Sympatia naszych menedżerów jest jednak po stronie Portugalii. – W zakładach bukmacherskich postawiłbym na Hiszpanię, żeby zarobić. Przed TV będę kibicował Portugalii, bo lubię patrzeć, jak grają – mówi Mirosław Taras, prezes Bogdanki. – Stawiam na 1:0 dla Portugalii, bo bardziej ich lubię – dodaje Krzysztof Jędrzejewski, prezes i główny akcjonariusz producenta maszyn górniczych Kopeksu.

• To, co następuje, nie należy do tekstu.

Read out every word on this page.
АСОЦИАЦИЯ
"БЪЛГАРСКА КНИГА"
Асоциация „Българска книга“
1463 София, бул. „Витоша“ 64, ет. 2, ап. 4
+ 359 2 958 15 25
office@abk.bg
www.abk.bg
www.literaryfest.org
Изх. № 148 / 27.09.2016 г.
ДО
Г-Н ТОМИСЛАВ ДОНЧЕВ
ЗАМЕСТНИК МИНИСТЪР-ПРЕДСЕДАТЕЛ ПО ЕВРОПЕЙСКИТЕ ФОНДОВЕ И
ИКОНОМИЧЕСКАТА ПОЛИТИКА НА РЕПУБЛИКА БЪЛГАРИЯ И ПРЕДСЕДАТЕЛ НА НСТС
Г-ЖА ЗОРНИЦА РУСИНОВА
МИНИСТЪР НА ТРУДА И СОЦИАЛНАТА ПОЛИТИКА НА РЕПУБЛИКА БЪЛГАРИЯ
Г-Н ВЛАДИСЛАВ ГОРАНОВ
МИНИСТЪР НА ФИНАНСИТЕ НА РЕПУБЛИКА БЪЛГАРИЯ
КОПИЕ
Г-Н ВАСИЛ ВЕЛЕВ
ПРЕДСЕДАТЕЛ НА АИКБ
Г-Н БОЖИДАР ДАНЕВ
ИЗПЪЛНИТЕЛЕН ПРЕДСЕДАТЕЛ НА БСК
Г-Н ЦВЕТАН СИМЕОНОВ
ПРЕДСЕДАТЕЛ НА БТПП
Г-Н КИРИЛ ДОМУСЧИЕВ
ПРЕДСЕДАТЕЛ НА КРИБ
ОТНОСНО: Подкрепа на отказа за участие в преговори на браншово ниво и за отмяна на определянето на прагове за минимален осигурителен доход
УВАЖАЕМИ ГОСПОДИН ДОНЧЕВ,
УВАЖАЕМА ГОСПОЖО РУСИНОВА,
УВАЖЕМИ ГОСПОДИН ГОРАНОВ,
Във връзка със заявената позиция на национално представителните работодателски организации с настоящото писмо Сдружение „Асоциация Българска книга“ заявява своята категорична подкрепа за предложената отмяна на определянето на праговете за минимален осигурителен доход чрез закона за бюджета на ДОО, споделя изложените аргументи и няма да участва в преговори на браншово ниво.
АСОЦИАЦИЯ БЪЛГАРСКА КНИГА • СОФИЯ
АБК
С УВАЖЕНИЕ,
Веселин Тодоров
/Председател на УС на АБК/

Mimo że Hiszpania jest faworytem, to spotkanie będzie z ?pewnością bardzo interesujące. Piłkarze znają się doskonale, nie tylko dlatego, że oba kraje ze sobą sąsiadują. Cristiano Ronaldo, gwiazda portugalskiej reprezentacji, razem z kilkoma innymi zawodnikami, to także na co dzień czołowi piłkarze Realu Madryt. Na boisku powalczą teraz ze swoimi klubowymi kolegami. Reprezentacja Hiszpanii oparta jest natomiast na zawodnikach Barcelony, dzięki czemu znawcy piłki nożnej porównują dzisiejszy mecz półfinałowy z Gran Derbi Real-Barcelona.
To właśnie Ronaldo może przesądzić o wyniku pojedynku. – Stawiam na Portugalię i wielki talent Cristiano Ronaldo, który jeszcze nie powiedział ostatniego słowa. Widać, że jego forma z meczu na mecz rośnie i jeśli tylko wyreguluje nieco swój celownik, nikt nie powstrzyma go przed kolejnymi pięknymi golami – tłumaczy Piotr Krupa, prezes Kruka. – Ja się na tym nie znam, ale postawiłbym na 1:0 dla Portugalczyków, bo oni są nieobliczalni – mówi nam Jarosław Zagórowski, prezes Jastrzębskiej Spółki Węglowej.
Na zwycięstwo Portugalii 2:1 liczy też pochodzący z tego kraju Luis Amaral, prezes Eurocashu.